Taking a Dive 

A swan (dive) song on the disappearance of spring boards.

When I moved last year, I was told the pool at my new building, out of all those in Midtown, had the last diving board. The diving board wasn't anything special: white, five feet long, maybe a foot off the ground. At the time, I didn't think too much about it (too cold), but in the back of my mind, I was excited. How long had it been since I'd gone off a diving board? How long had it been since I'd even seen one?

When I was younger, kids at my neighborhood pool were allowed to swim in the deep end only after swimming an especially harrowing length. There was no stopping allowed, no grabbing hold of the sides. But as soon as we thought we could make it, we'd march over to the lifeguard's chair and tell her we were ready.

The shallow end was a simple world of bright-orange water wings, wobbly handstands, and lounging mothers who did not want to be splashed. Babies swam in the shallow end. The deep end was where all the fun was: playing sharks and minnows, doing flips under the water, and --most importantly -- going off the diving board.

We did splash-contest cannonballs and sleek jackknives, butt bumpers, cartwheels, and, more often than you would think, funny walks where we'd pretend to fall into the pool.

Then there were the big boys: the front flips, the back dives.

I never quite got the hang of the back dive. I remember one evening when my father and sister tried to teach me off the side of the pool. The trick is to form a triangle with your hands in front of you, then watch the triangle as you throw your arms over your head. Chicken that I was, though, mine always went off to the right, resulting more in a side dive than a back one.

Those days are long gone. Diving boards at municipal pools, hotels, apartment complexes, and even private homes have almost all disappeared, probably banished to the land of drive-in movies and skating rinks.

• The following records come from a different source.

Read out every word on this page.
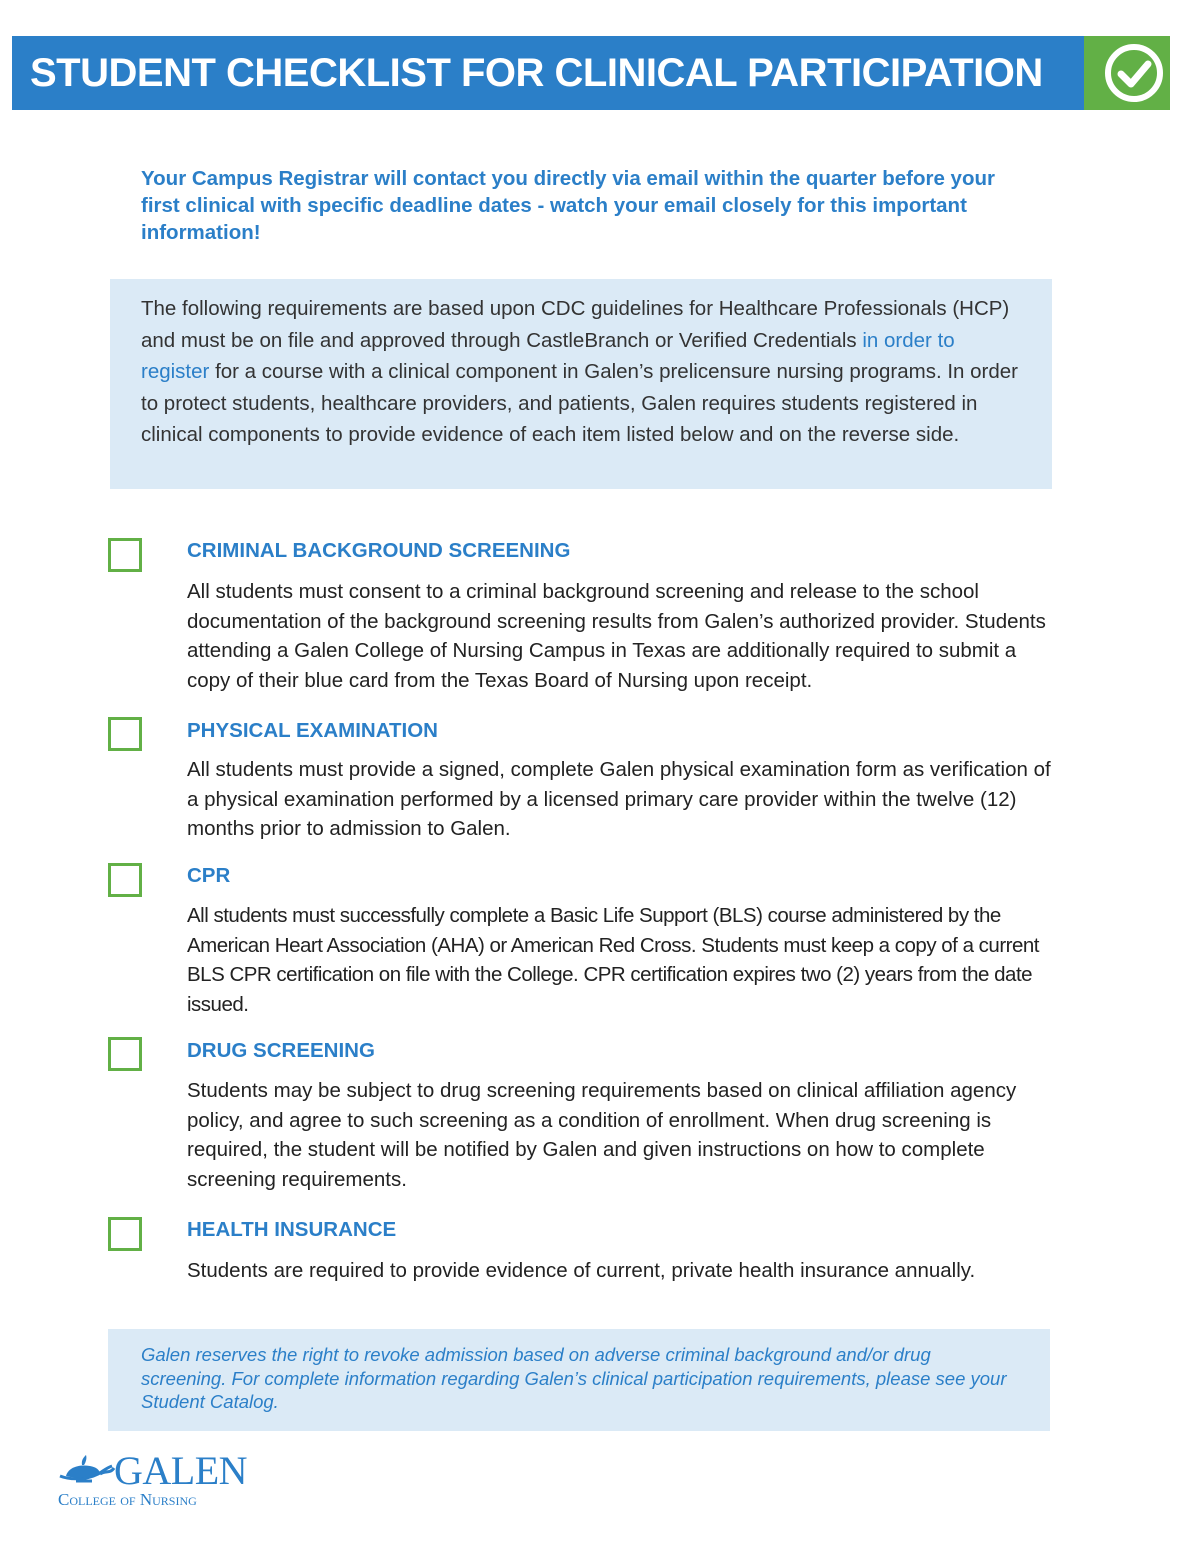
STUDENT CHECKLIST FOR CLINICAL PARTICIPATION
Your Campus Registrar will contact you directly via email within the quarter before your first clinical with specific deadline dates - watch your email closely for this important information!
The following requirements are based upon CDC guidelines for Healthcare Professionals (HCP) and must be on file and approved through CastleBranch or Verified Credentials in order to register for a course with a clinical component in Galen’s prelicensure nursing programs. In order to protect students, healthcare providers, and patients, Galen requires students registered in clinical components to provide evidence of each item listed below and on the reverse side.
CRIMINAL BACKGROUND SCREENING
All students must consent to a criminal background screening and release to the school documentation of the background screening results from Galen’s authorized provider. Students attending a Galen College of Nursing Campus in Texas are additionally required to submit a copy of their blue card from the Texas Board of Nursing upon receipt.
PHYSICAL EXAMINATION
All students must provide a signed, complete Galen physical examination form as verification of a physical examination performed by a licensed primary care provider within the twelve (12) months prior to admission to Galen.
CPR
All students must successfully complete a Basic Life Support (BLS) course administered by the American Heart Association (AHA) or American Red Cross. Students must keep a copy of a current BLS CPR certification on file with the College. CPR certification expires two (2) years from the date issued.
DRUG SCREENING
Students may be subject to drug screening requirements based on clinical affiliation agency policy, and agree to such screening as a condition of enrollment. When drug screening is required, the student will be notified by Galen and given instructions on how to complete screening requirements.
HEALTH INSURANCE
Students are required to provide evidence of current, private health insurance annually.
Galen reserves the right to revoke admission based on adverse criminal background and/or drug screening. For complete information regarding Galen’s clinical participation requirements, please see your Student Catalog.
GALEN
College of Nursing
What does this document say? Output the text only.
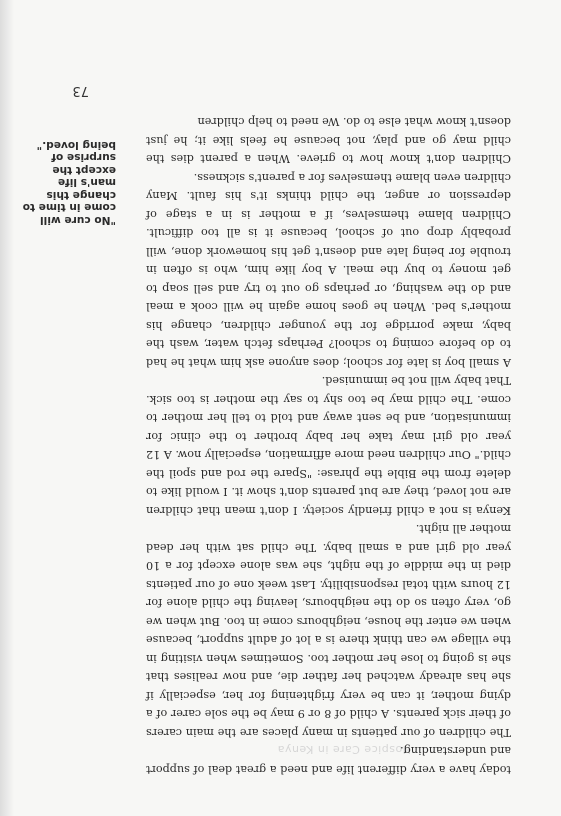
Hospice Care in Kenya

today have a very different life and need a great deal of support and understanding.

The children of our patients in many places are the main carers of their sick parents. A child of 8 or 9 may be the sole carer of a dying mother, it can be very frightening for her, especially if she has already watched her father die, and now realises that she is going to lose her mother too. Sometimes when visiting in the village we can think there is a lot of adult support, because when we enter the house, neighbours come in too. But when we go, very often so do the neighbours, leaving the child alone for 12 hours with total responsibility. Last week one of our patients died in the middle of the night, she was alone except for a 10 year old girl and a small baby. The child sat with her dead mother all night.

Kenya is not a child friendly society. I don't mean that children are not loved, they are but parents don't show it. I would like to delete from the Bible the phrase: "Spare the rod and spoil the child." Our children need more affirmation, especially now. A 12 year old girl may take her baby brother to the clinic for immunisation, and be sent away and told to tell her mother to come. The child may be too shy to say the mother is too sick. That baby will not be immunised.

A small boy is late for school; does anyone ask him what he had to do before coming to school? Perhaps fetch water, wash the baby, make porridge for the younger children, change his mother's bed. When he goes home again he will cook a meal and do the washing, or perhaps go out to try and sell soap to get money to buy the meal. A boy like him, who is often in trouble for being late and doesn't get his homework done, will probably drop out of school, because it is all too difficult. Children blame themselves, if a mother is in a stage of depression or anger, the child thinks it's his fault. Many children even blame themselves for a parent's sickness.

Children don't know how to grieve. When a parent dies the child may go and play, not because he feels like it; he just doesn't know what else to do. We need to help children

"No cure will come in time to change this man's life except the surprise of being loved."
73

The city's new $2.5 million Ed Rice Aquatic Center opened this month with six lap lanes and zero-depth entry (which means the pool can be walked or waded into) but no diving board. Of the city's 16 pools, Bickford, Westwood, Douglass, Willow, and Gooch Community Centers have spring boards.

"When we do renovations at the pools, we clean up the deck and redo the concrete," says David Han, the city's aquatics manager. "We do not put the diving board back in." He says he could name about 100 swim coaches in the area but not a single diving coach.

"The new pool goes from zero depth to five feet. So, for this reason, we don't have a board. We need a minimum depth of 12 feet for a board," says Han. In recent years, insurance companies have put more stringent regulations in place regarding how deep a pool has to be to have a board. The cost of liability insurance has also gone up, meaning that even if the pool is deep enough for a board, the owner's pockets usually aren't.

It's too bad, really. This year marks diving's 100th anniversary as an Olympic sport. But how can young athletes be exposed to the sport if all the boards are gone? I'm not saying diving boards aren't dangerous -- the only thing holding back my back dive was the fear of cracking my head open -- but anything can be dangerous if used improperly.

As part renter of the last diving board in Midtown, I thought it might make a good story for our annual summer issue: diving board as endangered species. The day my editor said yes, I went home to cruel irony: The board had been removed, leaving four holes where it had stood.

I saw the apartment manager a few days later and asked if the board was gone for good. (I was hoping that it just needed repairs and was "in the shop.") She said yes, that an insurance agent had inspected the building and said in no uncertain terms that the board had to go.

Is the diving board gone for good? It certainly looks that way, and there are so few simple pleasures in life already.

Some years after I told the lifeguard I was ready for the deep end, I sat in my own lifeguard chair at an Olympic-size pool. The diving well was 14 feet deep and included two boards, one 10 feet off the ground. It was here I learned how to do a swan dive.

I'm not saying it was a good one, but there's something amazing about the swan dive. One moment you are solidly on your feet and the next you are flying, back arched, arms outstretched, airborne. Then, just as suddenly, you are slicing through the water. To get to experience three states of matter -- earth, air, water -- so quickly was incredible.

I'm not sure when I'll get to feel that way again.